Тогда Кузьмин посмеялся над рассказчиком. Теперь он жмется к стенам, боясь ступить на средние квадраты паркета.

Аресты продолжались. К 24 апреля не были еще задержаны только трое из списка: поэт Плещеев, кандидат университета Михайлов, моряк Тимковский.

В петербургских гостиных, литературных салонах сразу же заметили исчезновение Достоевского и Дурова, Спешнева и Кашкина, Момбелли, Львова, Петрашевского.

Никто не знал, в чем виноваты эти молодые люди, но каждый! строя догадки, прибавлял к общим слухам еще одну небылицу.
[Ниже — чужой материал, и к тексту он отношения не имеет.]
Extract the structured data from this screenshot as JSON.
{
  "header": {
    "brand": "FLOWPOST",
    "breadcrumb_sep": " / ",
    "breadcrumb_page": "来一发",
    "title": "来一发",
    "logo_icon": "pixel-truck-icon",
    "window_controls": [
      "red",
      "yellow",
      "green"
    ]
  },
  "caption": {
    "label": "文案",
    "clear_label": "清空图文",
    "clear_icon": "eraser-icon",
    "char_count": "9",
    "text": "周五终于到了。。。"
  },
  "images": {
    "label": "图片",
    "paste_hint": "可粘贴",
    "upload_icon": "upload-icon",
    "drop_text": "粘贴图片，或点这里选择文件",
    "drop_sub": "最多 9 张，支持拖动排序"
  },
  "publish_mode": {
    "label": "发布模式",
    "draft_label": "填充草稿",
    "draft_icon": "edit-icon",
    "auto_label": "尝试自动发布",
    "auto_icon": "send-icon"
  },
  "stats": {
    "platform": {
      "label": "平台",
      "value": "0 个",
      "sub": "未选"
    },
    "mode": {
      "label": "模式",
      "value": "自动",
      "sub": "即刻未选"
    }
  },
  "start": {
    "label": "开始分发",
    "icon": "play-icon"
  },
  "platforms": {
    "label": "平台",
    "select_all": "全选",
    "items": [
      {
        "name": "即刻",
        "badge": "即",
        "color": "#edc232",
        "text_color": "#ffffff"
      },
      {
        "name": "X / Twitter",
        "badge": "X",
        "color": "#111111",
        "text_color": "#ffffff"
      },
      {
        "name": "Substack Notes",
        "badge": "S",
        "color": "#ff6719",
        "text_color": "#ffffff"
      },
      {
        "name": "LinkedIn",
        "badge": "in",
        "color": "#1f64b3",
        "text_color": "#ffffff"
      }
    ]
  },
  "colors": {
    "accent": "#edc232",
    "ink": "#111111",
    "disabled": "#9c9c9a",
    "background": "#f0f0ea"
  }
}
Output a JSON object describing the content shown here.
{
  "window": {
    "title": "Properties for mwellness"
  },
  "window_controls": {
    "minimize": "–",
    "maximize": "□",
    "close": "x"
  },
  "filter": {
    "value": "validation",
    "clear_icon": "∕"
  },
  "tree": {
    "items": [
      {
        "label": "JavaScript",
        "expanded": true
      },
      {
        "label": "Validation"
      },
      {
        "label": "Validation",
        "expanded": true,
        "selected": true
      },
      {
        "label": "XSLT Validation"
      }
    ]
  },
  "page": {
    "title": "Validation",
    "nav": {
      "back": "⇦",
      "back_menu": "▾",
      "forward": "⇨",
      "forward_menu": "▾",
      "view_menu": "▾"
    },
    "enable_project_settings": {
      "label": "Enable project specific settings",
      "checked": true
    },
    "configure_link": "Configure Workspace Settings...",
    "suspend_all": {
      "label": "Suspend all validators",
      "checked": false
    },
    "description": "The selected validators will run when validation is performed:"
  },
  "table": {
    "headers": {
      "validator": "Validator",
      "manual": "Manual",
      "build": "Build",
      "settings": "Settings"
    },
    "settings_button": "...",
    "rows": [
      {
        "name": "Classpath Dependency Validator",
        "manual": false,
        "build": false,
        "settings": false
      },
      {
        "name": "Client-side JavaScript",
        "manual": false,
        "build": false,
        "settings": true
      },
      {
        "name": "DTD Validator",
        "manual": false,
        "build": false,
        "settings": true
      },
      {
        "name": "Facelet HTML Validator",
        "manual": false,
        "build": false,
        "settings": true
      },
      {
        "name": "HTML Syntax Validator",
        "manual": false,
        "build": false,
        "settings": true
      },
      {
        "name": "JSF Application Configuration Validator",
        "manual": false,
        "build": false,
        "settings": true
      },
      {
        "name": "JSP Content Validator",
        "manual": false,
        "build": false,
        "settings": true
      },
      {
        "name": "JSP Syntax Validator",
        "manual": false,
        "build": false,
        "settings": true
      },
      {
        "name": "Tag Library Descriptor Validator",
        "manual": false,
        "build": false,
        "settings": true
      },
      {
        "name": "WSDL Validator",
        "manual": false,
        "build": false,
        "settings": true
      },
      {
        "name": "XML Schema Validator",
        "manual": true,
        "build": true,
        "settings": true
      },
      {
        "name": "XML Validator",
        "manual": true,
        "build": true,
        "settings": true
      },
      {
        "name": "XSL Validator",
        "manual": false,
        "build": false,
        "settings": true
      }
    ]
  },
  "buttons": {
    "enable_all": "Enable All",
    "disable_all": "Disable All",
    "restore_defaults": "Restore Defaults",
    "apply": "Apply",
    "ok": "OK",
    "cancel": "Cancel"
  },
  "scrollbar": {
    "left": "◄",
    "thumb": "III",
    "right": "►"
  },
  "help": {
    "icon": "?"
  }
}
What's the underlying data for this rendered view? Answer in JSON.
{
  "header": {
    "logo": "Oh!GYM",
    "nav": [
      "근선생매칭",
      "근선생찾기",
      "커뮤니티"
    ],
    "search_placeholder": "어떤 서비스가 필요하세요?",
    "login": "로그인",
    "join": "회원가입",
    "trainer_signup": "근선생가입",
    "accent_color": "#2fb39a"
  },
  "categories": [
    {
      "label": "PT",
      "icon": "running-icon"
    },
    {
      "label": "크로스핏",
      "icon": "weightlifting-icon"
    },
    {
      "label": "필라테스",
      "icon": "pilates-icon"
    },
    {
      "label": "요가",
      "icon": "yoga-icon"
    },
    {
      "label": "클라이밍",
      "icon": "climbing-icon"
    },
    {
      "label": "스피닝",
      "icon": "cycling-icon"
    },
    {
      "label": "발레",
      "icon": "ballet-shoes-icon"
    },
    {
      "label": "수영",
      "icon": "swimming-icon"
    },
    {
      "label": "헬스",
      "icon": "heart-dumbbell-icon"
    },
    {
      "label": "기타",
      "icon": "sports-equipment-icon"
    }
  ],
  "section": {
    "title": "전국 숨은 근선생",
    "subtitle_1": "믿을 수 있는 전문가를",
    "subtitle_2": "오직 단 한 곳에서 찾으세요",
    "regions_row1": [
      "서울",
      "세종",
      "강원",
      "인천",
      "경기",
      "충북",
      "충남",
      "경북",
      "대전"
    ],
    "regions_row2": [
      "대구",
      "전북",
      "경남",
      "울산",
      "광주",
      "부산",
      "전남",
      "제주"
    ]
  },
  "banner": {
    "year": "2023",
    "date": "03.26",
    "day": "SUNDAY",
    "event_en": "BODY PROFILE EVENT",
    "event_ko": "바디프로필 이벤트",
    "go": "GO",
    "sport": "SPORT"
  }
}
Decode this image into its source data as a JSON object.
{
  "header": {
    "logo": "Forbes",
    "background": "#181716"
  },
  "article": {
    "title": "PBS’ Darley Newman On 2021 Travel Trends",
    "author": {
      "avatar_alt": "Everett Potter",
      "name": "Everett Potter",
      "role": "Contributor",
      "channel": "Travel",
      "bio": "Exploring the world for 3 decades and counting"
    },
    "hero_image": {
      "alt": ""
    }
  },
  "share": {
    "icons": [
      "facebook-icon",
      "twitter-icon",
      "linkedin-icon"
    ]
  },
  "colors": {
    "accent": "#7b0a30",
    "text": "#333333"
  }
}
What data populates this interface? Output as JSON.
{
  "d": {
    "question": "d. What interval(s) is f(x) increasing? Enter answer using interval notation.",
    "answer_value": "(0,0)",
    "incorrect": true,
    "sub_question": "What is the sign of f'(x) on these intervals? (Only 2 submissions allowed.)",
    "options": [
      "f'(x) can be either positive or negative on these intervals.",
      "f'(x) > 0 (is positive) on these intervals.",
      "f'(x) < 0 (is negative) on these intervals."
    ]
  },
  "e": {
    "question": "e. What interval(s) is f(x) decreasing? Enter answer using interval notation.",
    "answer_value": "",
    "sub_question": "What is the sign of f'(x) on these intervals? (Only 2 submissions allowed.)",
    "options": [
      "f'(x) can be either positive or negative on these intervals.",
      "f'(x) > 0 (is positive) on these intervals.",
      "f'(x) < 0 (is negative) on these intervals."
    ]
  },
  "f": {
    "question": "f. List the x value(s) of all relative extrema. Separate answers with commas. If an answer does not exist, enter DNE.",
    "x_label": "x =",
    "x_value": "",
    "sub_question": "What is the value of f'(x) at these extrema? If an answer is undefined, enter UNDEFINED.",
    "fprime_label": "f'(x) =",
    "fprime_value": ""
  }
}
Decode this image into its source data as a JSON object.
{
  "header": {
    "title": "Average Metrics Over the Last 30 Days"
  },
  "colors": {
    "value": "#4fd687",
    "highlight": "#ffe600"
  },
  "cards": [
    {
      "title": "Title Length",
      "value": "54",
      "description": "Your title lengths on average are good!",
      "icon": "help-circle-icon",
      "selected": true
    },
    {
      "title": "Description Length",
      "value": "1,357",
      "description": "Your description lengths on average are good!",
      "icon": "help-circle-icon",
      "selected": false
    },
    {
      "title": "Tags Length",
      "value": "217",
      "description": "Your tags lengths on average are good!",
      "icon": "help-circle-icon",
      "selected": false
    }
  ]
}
Графине Блудовой писали из Москвы: «В Питере нашлись люди, которые хотели всех нас перебить».

В Москве барыни шептались сквозь чепцы: «Клубисты-то хотели перерезать всех русских до единого и для заселения России выписать французов, из которых один какой-то считается у них Магометом».

В придворных кругах злорадствовали и старались поддержать версию о страшных, пагубных последствиях, которые имел бы «заговор», если бы его вовремя не пресекли.

Слухи проникали в Тамбов и Тулу, в Рязань, Ригу, Смоленск. В Петербурге Чернышевский записал в дневник, что он только случайно не оказался среди посетителей Петрашевского, а «эти скоты, вроде этих свиней Бутурлина и т. д., Орлова и Дубельта и т. д., — они должны были бы быть повешены».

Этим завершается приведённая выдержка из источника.